Setup

Add the latest package of the androidx.webgpu release to the app module’s build.gradle.kts:

dependencies {
    implementation("androidx.webgpu:webgpu:1.0.0-alpha01")
}

Check the project: https://github.com/shubham0204/Experiments/tree/main/androidx-webgpu-api-demo

Get GPU Device Info

To start exploring the WebGPU API, we write a method that retrieves the details of the underlying GPU device that is visible to the API:

import androidx.webgpu.helper.createWebGpu
 
class WebGPUComputeShader {
 
    private val webGpu = runBlocking { createWebGpu() }
 
    fun getGPUDeviceInfo(): AdapterInfo = runBlocking {
        val adapter = webGpu.instance.requestAdapter()
        return@runBlocking adapter.getInfo()
    }
}

The WebGPU adapter (of type GPUAdapter) observed above identifies an underlying GPUDevice present in the system. The GPUAdapter can be used to request a GPUDevice, get information about the device i.e. get GPUAdapterInfo or access the features and limits of the device. In the demo app, the adapter-info looks like this:

Writing a Compute Shader

INFO

To execute a program on the GPU with the WebGPU API, we need to write the program in WGSL (WebGPU Shader Language). WGSL is a high-level language used to express parallel computation by defined typed variables, routines and common Math functions.

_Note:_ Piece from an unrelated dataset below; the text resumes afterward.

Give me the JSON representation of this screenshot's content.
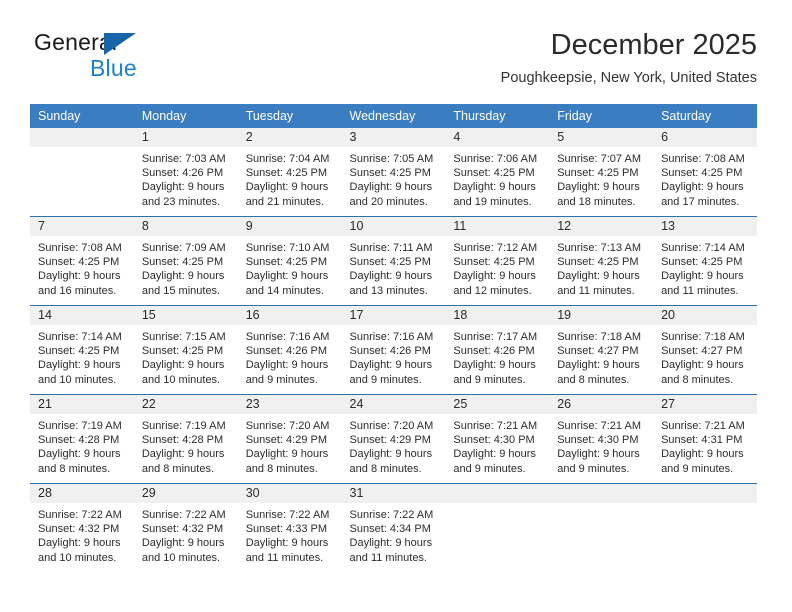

The shader operates on a collection of vectors stored as a flat array and computes a symmetric similarity matrix. Each GPU thread (a total of 16 * 16 = 256 parallel threads) processes one pair of vectors identified by 2D coordinates (i, j), but only computes the upper triangle of the matrix to avoid redundant work since cosine similarity is symmetric.

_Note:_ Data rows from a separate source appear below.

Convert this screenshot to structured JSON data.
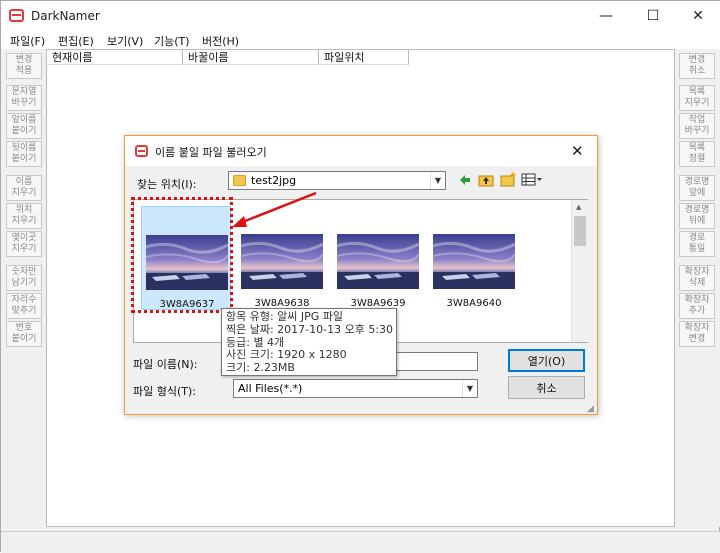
{
  "app": {
    "title": "DarkNamer",
    "brand_color": "#e23a3a",
    "minimize_glyph": "—",
    "maximize_glyph": "☐",
    "close_glyph": "✕"
  },
  "menu": [
    "파일(F)",
    "편집(E)",
    "보기(V)",
    "기능(T)",
    "버전(H)"
  ],
  "left_buttons": [
    "변경\n적용",
    "문자열\n바꾸기",
    "앞이름\n붙이기",
    "뒷이름\n붙이기",
    "이름\n지우기",
    "위치\n지우기",
    "몇이곳\n지우기",
    "숫자만\n남기기",
    "자리수\n맞추기",
    "번호\n붙이기"
  ],
  "right_buttons": [
    "변경\n취소",
    "목록\n지우기",
    "작업\n바꾸기",
    "목록\n정렬",
    "경로명\n앞에",
    "경로명\n뒤에",
    "경로\n통일",
    "확장자\n삭제",
    "확장자\n추가",
    "확장자\n변경"
  ],
  "columns": [
    "현재이름",
    "바꿀이름",
    "파일위치"
  ],
  "dialog": {
    "title": "이름 붙일 파일 불러오기",
    "look_in_label": "찾는 위치(I):",
    "look_in_value": "test2jpg",
    "files": [
      "3W8A9637",
      "3W8A9638",
      "3W8A9639",
      "3W8A9640"
    ],
    "filename_label": "파일 이름(N):",
    "filename_value": "",
    "filetype_label": "파일 형식(T):",
    "filetype_value": "All Files(*.*)",
    "open_button": "열기(O)",
    "cancel_button": "취소",
    "tooltip": [
      "항목 유형: 알씨 JPG 파일",
      "찍은 날짜: 2017-10-13 오후 5:30",
      "등급: 별 4개",
      "사진 크기: 1920 x 1280",
      "크기: 2.23MB"
    ],
    "accent_color": "#0078d7",
    "highlight_color": "#e01010"
  }
}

For each pair, the shader iterates through all dimensions to simultaneously compute three values: the dot product of the two vectors, and the squared norms of each vector.

It then calculates cosine similarity as the dot product divided by the product of the vector magnitudes (square roots of the norms), with a safety check to prevent division by zero.

The computed similarity value is written to both (i, j) and (j, i) positions in the output array, ensuring the full symmetric matrix is populated even though only half the comparisons are performed.

struct Params {
  numVectors: u32,
  dimension: u32,
}
 
@group(0) @binding(0) var<storage, read> vectors: array<f32>;
@group(0) @binding(1) var<storage, read_write> similarities: array<f32>;
@group(0) @binding(2) var<uniform> params: Params;
 
@compute @workgroup_size(16, 16)
fn main(@builtin(global_invocation_id) global_id: vec3<u32>) {
  let i = global_id.x;
  let j = global_id.y;
  let n = params.numVectors;
  let d = params.dimension;
 
  // Only compute upper triangle (including diagonal)
  if (i >= n || j >= n || i > j) {
    return;
  }
 
  var dotProduct: f32 = 0.0;
  var normA: f32 = 0.0;
  var normB: f32 = 0.0;
 
  // Compute dot product and norms
  for (var k: u32 = 0u; k < d; k = k + 1u) {
    let a = vectors[i * d + k];
    let b = vectors[j * d + k];
    dotProduct += a * b;
    normA += a * a;
    normB += b * b;
  }
 
  // Calculate cosine similarity
  let denominator = sqrt(normA) * sqrt(normB);
  var similarity: f32 = 0.0;
 
  if (denominator > 0.0) {
    similarity = dotProduct / denominator;
  }
 
  // Store in both positions for symmetric matrix
  similarities[i * n + j] = similarity;
  similarities[j * n + i] = similarity;
}

GPU Buffers

INFO

Execution on a GPU device requires memory regions to store inputs and outputs of the program. These memory regions are represented with a GPUBuffer. We load data into a GPUBuffer, the GPU performs the computation using the data and writes the outputs to another GPUBuffer.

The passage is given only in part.